You don’t need to mimic what anyone else is doing to do what’s best for your family. There is no “best” way to raise a plant-based family, and there’s no one person who can tell you how to do it. Embrace the uniqueness of your approach and do the best you can. This isn’t a race and, despite how it feels sometimes (for all moms, vegan or not), we’re all on the same team.

You do you, mama.

3 women friends

Find your tribe

Nothing beats real-life relationships with parents who share similar values. It’s also nice to have virtual friends who “get” you, and places where you can find support at the press of a button.

Below are some of my recommendations for where to find veg-mom friends.

Vegan Pregnancy & Parenting – This is a Facebook community of parents raising plant-based kids. They discuss everything from recipes to handling social events to talking to your kids about veganism. Keep in mind that anyone can join this group, so you’ll get lots of opinions. Please be sure to consult a trained medical or nutrition professional in real life for expert advice.

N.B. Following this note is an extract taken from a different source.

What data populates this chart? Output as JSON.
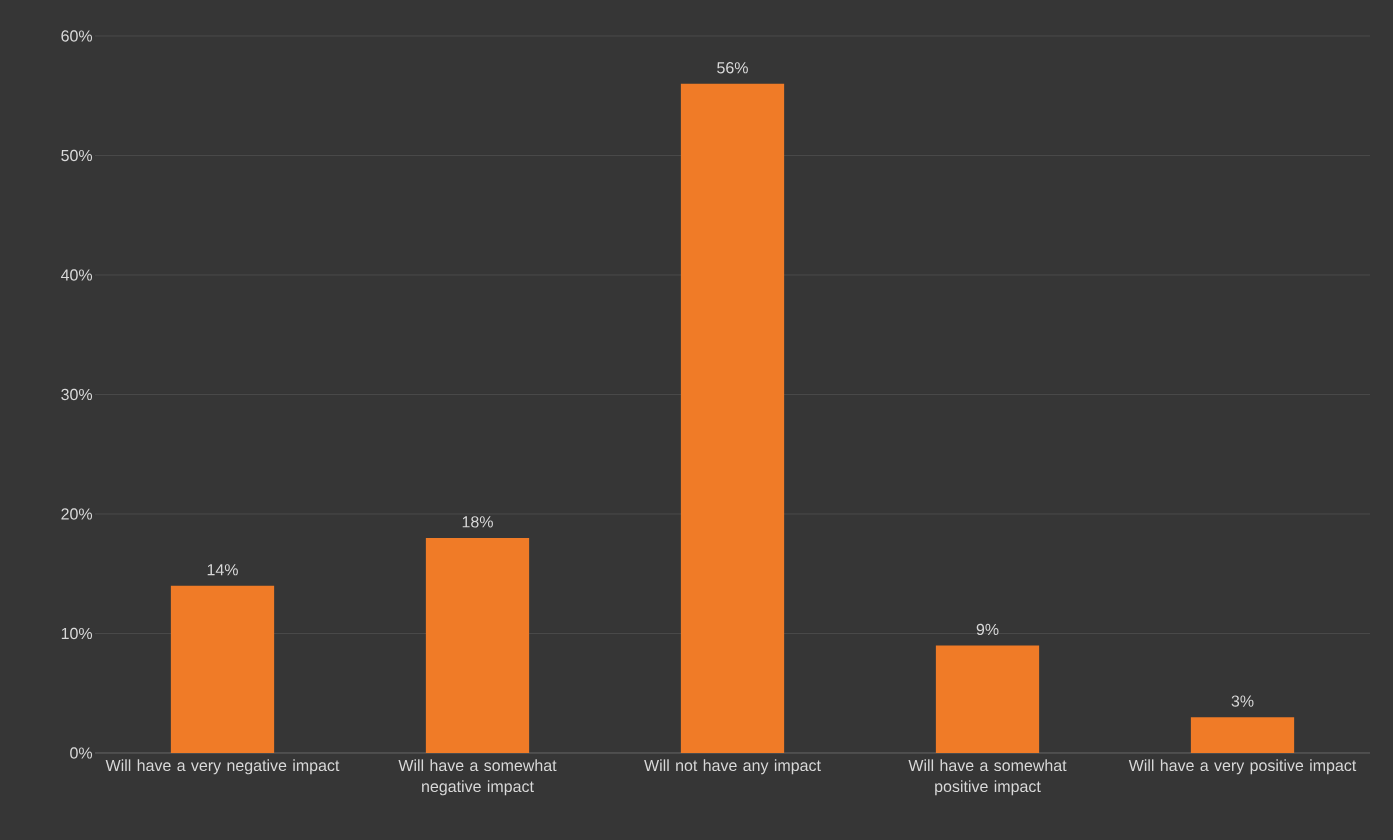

Local Vegan Facebook Groups – Search for vegan communities made up of people in your state. If there’s one thing I’ve learned through my journey it’s that vegan parents love connecting with other vegan parents. So, if you’re unsure whether there are parents in that group – post and ask!

Meetup.com – This is a great place to find real-life groups of like-minded people. Search for plant-based groups, parenting groups, and a combination of the two. They typically have regular meetups in your area, and you can reach out to the organizer with any questions.